Anita Singh, The Telegraph

“The Capture ended with a 70-minute finale that was implausible, elaborate, daft and had more twists than a cheap garden hose. It was also fabulously entertaining. There are lazy TV dramas and there are the ones that graft to keep you on your toes until the last frame. The Capture definitely fell into the latter camp, for which the writer Ben Chanan deserves credit…Although the deep-fake premise was (hopefully) a little far-fetched, it’s not totally beyond the bounds of possibility for the future.

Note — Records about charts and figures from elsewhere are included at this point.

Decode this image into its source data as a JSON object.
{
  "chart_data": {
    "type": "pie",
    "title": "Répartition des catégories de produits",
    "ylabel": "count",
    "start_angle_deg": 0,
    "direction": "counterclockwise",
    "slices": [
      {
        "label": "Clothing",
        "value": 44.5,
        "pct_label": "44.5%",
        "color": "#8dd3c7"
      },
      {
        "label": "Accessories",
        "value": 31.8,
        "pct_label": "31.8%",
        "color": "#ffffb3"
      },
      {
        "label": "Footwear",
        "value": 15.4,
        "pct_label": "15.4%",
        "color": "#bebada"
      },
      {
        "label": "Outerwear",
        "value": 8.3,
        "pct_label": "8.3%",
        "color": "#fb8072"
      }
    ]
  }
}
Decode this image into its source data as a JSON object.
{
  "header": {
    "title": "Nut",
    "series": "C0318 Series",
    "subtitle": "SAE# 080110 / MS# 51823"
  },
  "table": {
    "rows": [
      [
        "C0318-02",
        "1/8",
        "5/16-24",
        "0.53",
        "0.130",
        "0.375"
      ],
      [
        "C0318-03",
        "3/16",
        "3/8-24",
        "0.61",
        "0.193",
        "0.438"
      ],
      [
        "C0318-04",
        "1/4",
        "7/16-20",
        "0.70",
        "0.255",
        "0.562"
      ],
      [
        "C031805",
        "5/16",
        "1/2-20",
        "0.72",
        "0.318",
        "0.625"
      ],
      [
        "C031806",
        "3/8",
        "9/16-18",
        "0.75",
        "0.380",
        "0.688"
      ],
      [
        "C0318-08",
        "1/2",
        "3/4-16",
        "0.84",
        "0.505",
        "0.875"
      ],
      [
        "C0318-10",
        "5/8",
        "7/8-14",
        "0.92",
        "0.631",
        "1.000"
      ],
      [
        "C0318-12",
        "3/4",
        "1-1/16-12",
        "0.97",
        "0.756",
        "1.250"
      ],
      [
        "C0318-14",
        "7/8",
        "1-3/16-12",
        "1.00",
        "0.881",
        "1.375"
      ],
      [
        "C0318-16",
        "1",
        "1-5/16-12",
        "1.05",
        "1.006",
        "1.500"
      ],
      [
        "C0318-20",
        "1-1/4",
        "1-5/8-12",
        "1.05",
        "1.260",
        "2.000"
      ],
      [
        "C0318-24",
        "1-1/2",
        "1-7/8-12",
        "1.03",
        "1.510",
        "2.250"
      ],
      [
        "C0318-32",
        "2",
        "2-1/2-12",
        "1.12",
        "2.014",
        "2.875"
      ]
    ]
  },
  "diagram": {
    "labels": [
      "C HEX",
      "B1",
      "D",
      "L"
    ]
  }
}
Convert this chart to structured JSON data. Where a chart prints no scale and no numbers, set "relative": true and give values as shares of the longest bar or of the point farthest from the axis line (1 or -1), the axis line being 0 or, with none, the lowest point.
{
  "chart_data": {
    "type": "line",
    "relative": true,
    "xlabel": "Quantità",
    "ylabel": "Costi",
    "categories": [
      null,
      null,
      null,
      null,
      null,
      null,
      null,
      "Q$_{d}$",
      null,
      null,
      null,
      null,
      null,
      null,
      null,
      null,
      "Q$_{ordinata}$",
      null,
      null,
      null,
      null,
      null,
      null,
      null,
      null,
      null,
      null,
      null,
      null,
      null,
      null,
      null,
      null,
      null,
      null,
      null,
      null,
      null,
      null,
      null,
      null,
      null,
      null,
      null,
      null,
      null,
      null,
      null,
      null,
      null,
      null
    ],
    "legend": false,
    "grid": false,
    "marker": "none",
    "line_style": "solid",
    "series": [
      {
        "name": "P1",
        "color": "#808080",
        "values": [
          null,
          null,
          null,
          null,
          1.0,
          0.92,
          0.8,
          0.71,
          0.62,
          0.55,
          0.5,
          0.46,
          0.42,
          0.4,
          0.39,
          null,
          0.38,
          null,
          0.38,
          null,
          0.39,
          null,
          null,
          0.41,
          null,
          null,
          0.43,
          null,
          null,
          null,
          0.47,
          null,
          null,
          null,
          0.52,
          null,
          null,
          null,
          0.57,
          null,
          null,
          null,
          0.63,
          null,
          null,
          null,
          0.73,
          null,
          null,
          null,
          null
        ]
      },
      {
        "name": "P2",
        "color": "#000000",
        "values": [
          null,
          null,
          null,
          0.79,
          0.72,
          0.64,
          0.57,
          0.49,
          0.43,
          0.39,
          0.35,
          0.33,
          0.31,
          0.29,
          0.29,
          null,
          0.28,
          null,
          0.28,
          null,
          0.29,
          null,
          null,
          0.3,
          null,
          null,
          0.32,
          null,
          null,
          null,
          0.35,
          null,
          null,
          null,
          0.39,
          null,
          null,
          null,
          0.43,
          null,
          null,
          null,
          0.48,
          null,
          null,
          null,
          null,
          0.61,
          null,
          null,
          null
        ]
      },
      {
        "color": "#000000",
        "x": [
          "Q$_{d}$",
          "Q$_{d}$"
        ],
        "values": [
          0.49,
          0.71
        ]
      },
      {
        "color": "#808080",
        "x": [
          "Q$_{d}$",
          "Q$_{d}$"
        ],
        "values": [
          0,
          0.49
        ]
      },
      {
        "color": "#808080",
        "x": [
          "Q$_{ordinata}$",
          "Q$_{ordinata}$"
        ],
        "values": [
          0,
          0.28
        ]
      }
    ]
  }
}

The message as outlined by the faux Isaac Turner was eerily apt in an era of fake news and corrupted imagery: “We need to challenge everything we’re told and question everything we see.” 
Carol Midgley, The Times

”The series did however dramatise some important real-world issues, mainly political manipulation through data crunching.”
Gerard Gilbert, The i

The Boys from Brazil: Rise of the Bolsonaros, BBC2

“What did we learn from all this? That if the Liberal Democrats could find a charismatic leader and a social media genius, they might surprise us all. A programme that tries to understand the British sense of humour must either have some new and profound things to say, or a string of good gags.”
Roland White, Daily Mail

Britain’s Greatest Obsessions, Sky History

“I could have done with more of Harry Hill meeting funny people and less of the celebrity panel, which featured Suggs of Madness, Chris Packham, Lorraine Kelly, Liza Tarbuck and the comedian Reginald D. Hunter (although Hunter was admittedly good on the differences between U.S. and British humour. Americans, he said, don’t understand sarcasm). At one point Harry interviewed the actress Bonnie Langford, who was billed as an expert on pantomime. But is she really?” 
Roland White, Daily Mail

The Anthrax Attacks: In the Shadow of 9/11, Netflix 

“A bold shift into dramatised scenes, starring an excellent Clark Gregg as the mercurial, troubled accused, deftly sketches the character of a man who is either obviously the killer or someone susceptible to becoming a fall guy, depending on who is looking. A bewitching, maddening true story – crisply told here – concludes with just the ending a fiction writer would choose if they wanted to explore how, when it matters most, official accounts of events have a spooky tendency to become incomplete.”